Let's leave the whole "sucker of Satan's cock" argument out of it.
But Chris Addison, one of the very best stand-ups of recent years, and brilliant in The Thick Of It and In The Loop, I know they must have stuffed every last orifice in your body with money to do that insurance ad, but given the oh-so right-on stuff you do on Five Live, should you really be hawking insurance, in what, to be honest, is not a very funny ad?
If Satan is to get a blow job out of this deal, better he gets it from Peter Kay, who makes sure the ads he does tie in with his general schtick. And, whatever you think of Kay (I'm a fan, although I like
Vic Reeves's piss-take, too), his John Smiths ads are fine comic performances.
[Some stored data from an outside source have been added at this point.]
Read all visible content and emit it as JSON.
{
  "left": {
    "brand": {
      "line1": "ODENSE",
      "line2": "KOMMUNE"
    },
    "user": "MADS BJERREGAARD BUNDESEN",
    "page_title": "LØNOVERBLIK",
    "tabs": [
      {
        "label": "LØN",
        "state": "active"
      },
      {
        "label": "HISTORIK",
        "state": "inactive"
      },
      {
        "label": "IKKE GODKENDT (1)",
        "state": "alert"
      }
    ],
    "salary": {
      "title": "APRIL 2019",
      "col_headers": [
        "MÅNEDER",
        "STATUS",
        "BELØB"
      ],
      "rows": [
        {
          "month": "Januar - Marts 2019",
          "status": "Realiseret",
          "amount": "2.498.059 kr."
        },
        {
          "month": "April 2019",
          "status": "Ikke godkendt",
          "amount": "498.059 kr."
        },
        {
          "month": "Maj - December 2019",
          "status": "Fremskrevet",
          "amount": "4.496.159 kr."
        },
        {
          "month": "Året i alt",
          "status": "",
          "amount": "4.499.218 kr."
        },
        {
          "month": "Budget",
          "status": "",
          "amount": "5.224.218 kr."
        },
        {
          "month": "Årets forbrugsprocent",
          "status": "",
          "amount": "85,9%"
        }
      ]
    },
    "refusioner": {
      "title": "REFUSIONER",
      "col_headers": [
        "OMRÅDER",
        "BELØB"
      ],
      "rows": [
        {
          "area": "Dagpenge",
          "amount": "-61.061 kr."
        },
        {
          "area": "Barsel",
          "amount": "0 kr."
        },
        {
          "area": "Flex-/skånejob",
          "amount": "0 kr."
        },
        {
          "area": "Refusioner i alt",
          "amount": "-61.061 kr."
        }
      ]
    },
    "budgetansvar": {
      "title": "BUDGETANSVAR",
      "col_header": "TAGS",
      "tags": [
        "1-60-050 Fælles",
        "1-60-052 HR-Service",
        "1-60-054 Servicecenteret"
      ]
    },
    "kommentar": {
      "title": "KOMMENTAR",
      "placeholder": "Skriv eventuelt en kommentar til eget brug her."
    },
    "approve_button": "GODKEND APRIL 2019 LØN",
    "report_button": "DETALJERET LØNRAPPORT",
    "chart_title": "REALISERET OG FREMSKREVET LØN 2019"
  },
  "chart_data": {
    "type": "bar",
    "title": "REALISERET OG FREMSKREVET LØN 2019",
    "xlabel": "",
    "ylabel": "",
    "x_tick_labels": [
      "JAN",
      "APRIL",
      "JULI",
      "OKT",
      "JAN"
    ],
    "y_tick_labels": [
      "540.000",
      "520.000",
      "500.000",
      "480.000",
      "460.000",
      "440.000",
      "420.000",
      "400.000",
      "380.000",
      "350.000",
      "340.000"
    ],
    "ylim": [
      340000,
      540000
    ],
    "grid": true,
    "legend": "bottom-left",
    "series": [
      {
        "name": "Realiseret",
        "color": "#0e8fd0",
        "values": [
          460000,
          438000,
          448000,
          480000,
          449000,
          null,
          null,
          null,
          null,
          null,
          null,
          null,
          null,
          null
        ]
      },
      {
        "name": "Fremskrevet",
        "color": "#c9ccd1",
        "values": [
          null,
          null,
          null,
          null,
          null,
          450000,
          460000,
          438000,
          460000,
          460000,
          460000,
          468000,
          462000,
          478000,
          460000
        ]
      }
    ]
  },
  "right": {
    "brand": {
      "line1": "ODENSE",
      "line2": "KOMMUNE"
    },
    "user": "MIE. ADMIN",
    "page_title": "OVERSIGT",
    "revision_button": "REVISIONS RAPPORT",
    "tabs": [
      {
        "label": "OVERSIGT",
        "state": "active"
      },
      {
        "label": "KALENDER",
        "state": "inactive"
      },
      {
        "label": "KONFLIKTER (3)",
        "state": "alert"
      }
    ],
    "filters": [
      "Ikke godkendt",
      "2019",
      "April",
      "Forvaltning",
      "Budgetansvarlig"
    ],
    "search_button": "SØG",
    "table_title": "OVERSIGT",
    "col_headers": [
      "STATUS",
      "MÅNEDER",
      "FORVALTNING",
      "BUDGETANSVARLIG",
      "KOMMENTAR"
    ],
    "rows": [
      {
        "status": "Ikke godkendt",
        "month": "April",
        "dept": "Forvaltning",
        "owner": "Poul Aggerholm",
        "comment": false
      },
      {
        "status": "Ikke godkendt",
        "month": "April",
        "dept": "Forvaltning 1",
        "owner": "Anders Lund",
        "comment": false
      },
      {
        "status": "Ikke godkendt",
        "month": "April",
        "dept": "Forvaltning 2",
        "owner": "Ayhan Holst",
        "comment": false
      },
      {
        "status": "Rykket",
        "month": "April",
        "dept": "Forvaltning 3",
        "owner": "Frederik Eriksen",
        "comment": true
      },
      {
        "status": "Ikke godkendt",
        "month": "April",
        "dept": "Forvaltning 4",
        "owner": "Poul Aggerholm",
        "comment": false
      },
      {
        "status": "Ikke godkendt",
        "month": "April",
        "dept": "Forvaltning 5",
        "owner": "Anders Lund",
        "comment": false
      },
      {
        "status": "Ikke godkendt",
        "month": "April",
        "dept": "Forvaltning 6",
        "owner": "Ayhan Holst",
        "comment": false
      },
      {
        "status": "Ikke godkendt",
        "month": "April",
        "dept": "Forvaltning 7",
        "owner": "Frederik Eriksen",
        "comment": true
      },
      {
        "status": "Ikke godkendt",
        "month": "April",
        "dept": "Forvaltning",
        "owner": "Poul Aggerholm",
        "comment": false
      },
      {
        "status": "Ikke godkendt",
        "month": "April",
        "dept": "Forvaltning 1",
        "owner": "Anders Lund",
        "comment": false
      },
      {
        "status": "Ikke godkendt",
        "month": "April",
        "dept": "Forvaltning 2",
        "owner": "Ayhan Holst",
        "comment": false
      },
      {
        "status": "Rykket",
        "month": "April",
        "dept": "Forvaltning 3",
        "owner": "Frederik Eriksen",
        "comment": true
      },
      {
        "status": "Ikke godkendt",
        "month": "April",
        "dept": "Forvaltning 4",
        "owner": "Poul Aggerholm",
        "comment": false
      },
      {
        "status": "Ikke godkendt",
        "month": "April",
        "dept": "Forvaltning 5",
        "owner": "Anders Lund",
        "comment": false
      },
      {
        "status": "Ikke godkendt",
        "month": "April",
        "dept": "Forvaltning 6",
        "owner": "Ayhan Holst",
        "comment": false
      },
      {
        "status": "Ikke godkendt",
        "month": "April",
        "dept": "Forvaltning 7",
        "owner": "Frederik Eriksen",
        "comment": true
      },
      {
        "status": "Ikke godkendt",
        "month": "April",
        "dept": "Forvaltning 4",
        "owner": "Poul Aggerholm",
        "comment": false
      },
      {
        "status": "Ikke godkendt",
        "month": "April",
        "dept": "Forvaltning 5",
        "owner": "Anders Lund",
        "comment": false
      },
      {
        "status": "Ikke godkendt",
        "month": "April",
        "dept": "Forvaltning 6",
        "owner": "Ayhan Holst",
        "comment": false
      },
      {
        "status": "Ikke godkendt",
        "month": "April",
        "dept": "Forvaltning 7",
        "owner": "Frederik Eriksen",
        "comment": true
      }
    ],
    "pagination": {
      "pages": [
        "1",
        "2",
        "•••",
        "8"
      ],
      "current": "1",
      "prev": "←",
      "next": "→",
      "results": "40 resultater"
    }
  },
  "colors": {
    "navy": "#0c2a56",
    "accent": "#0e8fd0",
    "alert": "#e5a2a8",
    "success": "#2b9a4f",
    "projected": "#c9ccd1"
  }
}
It is because I am an admirer of people like Chris Addison that I wish they spent less time in the back of a taxi being ferried between Soho ad agencies and television studios for lame discussion shows, and more time doing their actual job - which is thinking up funny shit, so we don't have to.
Just think, if somebody decided dry cleaners, for instance, were the best people to advertise comparison web-sites and discuss the Government's economic policy on Question Time, there would no longer be a nicely-pressed jacket in the nation. Worth thinking about.
Look, I'll go easy on the ad thing - apart from Omid Djalili and John Prescott which sucks on too many levels - because it is a bit of a cliche to knock it, and it's an awful lot of money for very little work, and I would take it (I should probably advertise crack cocaine on CBeebies if the money was right, but we're not talking about me).
So forget the ads, but promise, no more comedians on Question Time. Please. If you are offered it, turn it down. Say the only way you will talk about the Middle East is if you are allowed to swear and do all your killer Benyamin Netanyahu material.
The one comedian I would exempt from the above strictures is Paddy McGuinness (who I believe is sadly not in immediate danger of appearing on Question Time). I would love Paddy to bring some of the joie de vivre of Take Me Out into the arena of political discussion, particularly some of his hilarious catchphrases like "Let the wig see the wam" and "No likee, no lightee," with its vague echoes of Benny Hill's Chinese character. See, in Benny's day, nobody was asking him to turn up in TV studios at 9 in the morning to slag off the Daily Mail.
And so to the logical conclusion of all this: Michael McIntyre for Prime Minister. Why not? He's middle class, he has nice hair, some pertinent things to say about the seasonings at the back of the cupboard, and everybody bar a few bitter rival comics loves him. I can see him skipping into Number Ten now.